Someone has contributed a custom implementation for the C# bindings, although I haven't looked at it in detail: https://github.com/libgit2/libgit2sharp/pull/963
I've rolled my own implementation, but it reports different timestamps compared to git log
for half of the files in the repo I care about.
For ease of testing I list the timestamps for all the files that ever existed in the repository, rather than attempting to filter further. Here's my code:
// Copyright 2021 Google, inc.
// SPDX-License-identifier: Apache-2.0
use std::{collections::HashMap, path::PathBuf};
use git2::{Commit, Repository, Tree, Error};
fn main() -> Result<(), Error> {
let mut mtimes: HashMap<PathBuf, i64> = HashMap::new();
let repo = Repository::open(".")?;
let mut revwalk = repo.revwalk()?;
revwalk.set_sorting(git2::Sort::TIME)?;
revwalk.push_head()?;
let mut newer_commit: Option<Commit> = None;
let mut newer_commit_tree: Option<Tree> = None;
for commit_id in revwalk {
let commit_id = commit_id?;
let commit = repo.find_commit(commit_id)?;
if commit.parent_count() > 1 {
// ignore merge commits because they touch lots of files
// without any of them being actually modified
continue;
}
let tree = commit.tree()?;
// check if this is not the very first commit, then we have nothing to diff
if let Some(newer_commit_tree) = newer_commit_tree {
let diff= repo.diff_tree_to_tree(Some(&tree), Some(&newer_commit_tree), None)?;
for delta in diff.deltas() {
let file_path = delta.new_file().path().unwrap();
let file_mod_time = newer_commit.as_ref().unwrap().time();
let unix_time = file_mod_time.seconds();
mtimes.entry(file_path.to_owned()).or_insert(unix_time);
}
}
newer_commit = Some(commit);
newer_commit_tree = Some(tree);
}
for (path, time) in mtimes.iter() {
println!("{:?}: {}", path, time);
}
Ok(())
}
Here's a (slower) reference BASH implementation using git log
that outputs the data in the same format for ease of comparison:
#!/bin/bash
git ls-files | while read FILENAME; do
TIME=$( git log -1 --format="%ct" -- "$FILENAME" )
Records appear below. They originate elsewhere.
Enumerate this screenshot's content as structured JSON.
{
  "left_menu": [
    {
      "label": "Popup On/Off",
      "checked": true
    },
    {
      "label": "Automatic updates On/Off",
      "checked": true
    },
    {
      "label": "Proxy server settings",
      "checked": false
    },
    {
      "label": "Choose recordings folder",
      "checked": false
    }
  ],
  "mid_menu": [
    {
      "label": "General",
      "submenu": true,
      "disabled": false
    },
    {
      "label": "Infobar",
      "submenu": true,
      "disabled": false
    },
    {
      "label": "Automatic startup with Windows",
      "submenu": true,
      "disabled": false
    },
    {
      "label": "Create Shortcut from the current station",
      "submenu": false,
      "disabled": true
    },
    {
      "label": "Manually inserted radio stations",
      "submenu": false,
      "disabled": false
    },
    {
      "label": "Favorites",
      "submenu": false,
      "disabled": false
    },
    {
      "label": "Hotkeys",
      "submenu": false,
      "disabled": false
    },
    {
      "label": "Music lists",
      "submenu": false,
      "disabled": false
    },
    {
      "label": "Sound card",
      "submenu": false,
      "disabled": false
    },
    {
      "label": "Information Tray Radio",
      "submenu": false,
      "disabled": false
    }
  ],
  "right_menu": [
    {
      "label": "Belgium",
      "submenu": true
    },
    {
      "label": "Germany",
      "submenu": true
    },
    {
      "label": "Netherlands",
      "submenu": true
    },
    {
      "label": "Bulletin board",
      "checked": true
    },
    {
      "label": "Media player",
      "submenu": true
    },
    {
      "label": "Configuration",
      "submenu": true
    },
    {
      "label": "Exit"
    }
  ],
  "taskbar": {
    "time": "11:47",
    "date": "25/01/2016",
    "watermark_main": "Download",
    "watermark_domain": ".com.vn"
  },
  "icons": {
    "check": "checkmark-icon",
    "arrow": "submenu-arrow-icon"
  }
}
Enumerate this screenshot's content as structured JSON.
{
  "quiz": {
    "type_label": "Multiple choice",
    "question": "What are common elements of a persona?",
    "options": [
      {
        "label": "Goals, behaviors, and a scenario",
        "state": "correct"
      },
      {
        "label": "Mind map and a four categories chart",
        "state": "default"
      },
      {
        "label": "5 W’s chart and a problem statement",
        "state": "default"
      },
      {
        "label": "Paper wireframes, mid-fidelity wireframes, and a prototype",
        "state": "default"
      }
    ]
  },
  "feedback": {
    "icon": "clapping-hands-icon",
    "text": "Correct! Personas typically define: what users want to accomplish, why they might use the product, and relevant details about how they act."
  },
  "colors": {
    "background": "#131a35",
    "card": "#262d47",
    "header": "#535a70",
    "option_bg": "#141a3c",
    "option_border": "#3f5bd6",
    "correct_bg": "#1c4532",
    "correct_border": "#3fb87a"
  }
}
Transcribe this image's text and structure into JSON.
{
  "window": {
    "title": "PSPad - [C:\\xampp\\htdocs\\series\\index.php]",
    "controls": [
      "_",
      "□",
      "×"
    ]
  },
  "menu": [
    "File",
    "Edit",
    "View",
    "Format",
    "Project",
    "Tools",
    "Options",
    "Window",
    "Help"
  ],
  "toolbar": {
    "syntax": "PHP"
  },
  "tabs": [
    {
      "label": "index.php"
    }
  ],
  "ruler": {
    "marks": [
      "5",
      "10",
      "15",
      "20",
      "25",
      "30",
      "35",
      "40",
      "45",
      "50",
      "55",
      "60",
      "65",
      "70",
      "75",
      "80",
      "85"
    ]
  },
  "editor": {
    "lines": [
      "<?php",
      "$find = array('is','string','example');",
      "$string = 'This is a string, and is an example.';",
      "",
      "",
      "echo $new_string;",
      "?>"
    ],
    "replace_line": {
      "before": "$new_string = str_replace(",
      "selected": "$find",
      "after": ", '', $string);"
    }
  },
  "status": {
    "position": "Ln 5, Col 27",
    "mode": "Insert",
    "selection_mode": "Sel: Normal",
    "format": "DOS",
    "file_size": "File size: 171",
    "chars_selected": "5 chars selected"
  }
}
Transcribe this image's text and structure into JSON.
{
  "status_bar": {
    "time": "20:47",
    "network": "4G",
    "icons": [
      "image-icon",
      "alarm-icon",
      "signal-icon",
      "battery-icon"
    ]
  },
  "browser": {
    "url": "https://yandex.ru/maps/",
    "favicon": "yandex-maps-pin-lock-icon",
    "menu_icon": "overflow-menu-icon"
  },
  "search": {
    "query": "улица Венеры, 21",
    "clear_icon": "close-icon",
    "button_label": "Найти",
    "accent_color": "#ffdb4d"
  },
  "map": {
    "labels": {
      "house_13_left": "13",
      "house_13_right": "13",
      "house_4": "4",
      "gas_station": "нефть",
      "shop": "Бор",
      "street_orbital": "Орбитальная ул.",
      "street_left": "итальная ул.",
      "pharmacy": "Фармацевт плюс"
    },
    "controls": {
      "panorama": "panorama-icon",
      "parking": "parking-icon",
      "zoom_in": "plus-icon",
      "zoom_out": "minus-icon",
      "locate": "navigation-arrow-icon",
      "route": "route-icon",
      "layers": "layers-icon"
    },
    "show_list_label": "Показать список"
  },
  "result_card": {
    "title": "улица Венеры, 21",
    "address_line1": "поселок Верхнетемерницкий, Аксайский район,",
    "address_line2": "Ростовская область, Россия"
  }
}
echo "\"${FILENAME#./}\": $TIME"
done
The BASH version aligns with the output of git whatchanged --pretty='%ct'
, but my git2-based impl does not. git2-based implementation tends to report newer dates than those in git whatchanged
.
Fixes I've attempted:
%at
(author time, not committer time) in the BASH version, which made a slight difference for the worseI've tried filtering out merge commits, but that didn't seem to make any difference.
¯\_(ツ)_/¯
Edit: Ah, that's probably because I'm walking the commit log chronologically using git2::Sort::TIME
. If I instead walk them by parent links, it should work better.
Okay, this works:
// Copyright 2021 Google, inc.
// SPDX-License-identifier: Apache-2.0
use std::{cmp::max, collections::HashMap, path::PathBuf};
use git2::{Repository, Error};
fn main() -> Result<(), Error> {
let mut mtimes: HashMap<PathBuf, i64> = HashMap::new();
let repo = Repository::open(".")?;
let mut revwalk = repo.revwalk()?;
revwalk.set_sorting(git2::Sort::TIME)?;
revwalk.push_head()?;
for commit_id in revwalk {
let commit_id = commit_id?;
let commit = repo.find_commit(commit_id)?;
// Ignore merge commits (2+ parents) because that's what 'git whatchanged' does.
// Ignore commit with 0 parents (initial commit) because there's nothing to diff against
if commit.parent_count() == 1 {
let prev_commit = commit.parent(0)?;
let tree = commit.tree()?;
let prev_tree = prev_commit.tree()?;
let diff= repo.diff_tree_to_tree(Some(&prev_tree), Some(&tree), None)?;
for delta in diff.deltas() {
let file_path = delta.new_file().path().unwrap();
let file_mod_time = commit.time();
let unix_time = file_mod_time.seconds();
mtimes.entry(file_path.to_owned())
.and_modify(|t| *t = max(*t, unix_time) )
.or_insert(unix_time);
}
}
}
for (path, time) in mtimes.iter() {
println!("{:?}: {}", path, time);
}
Ok(())
}
A MIT/Apache licensed version can be found here.
Edit: although it looks like this code will miss files only touched in the initial commit. A solution can be found here.
It should be something like the command
git log --follow FILENAME
.revwalk
might work but would lead to tons of computing. Do we have another ways? thank you!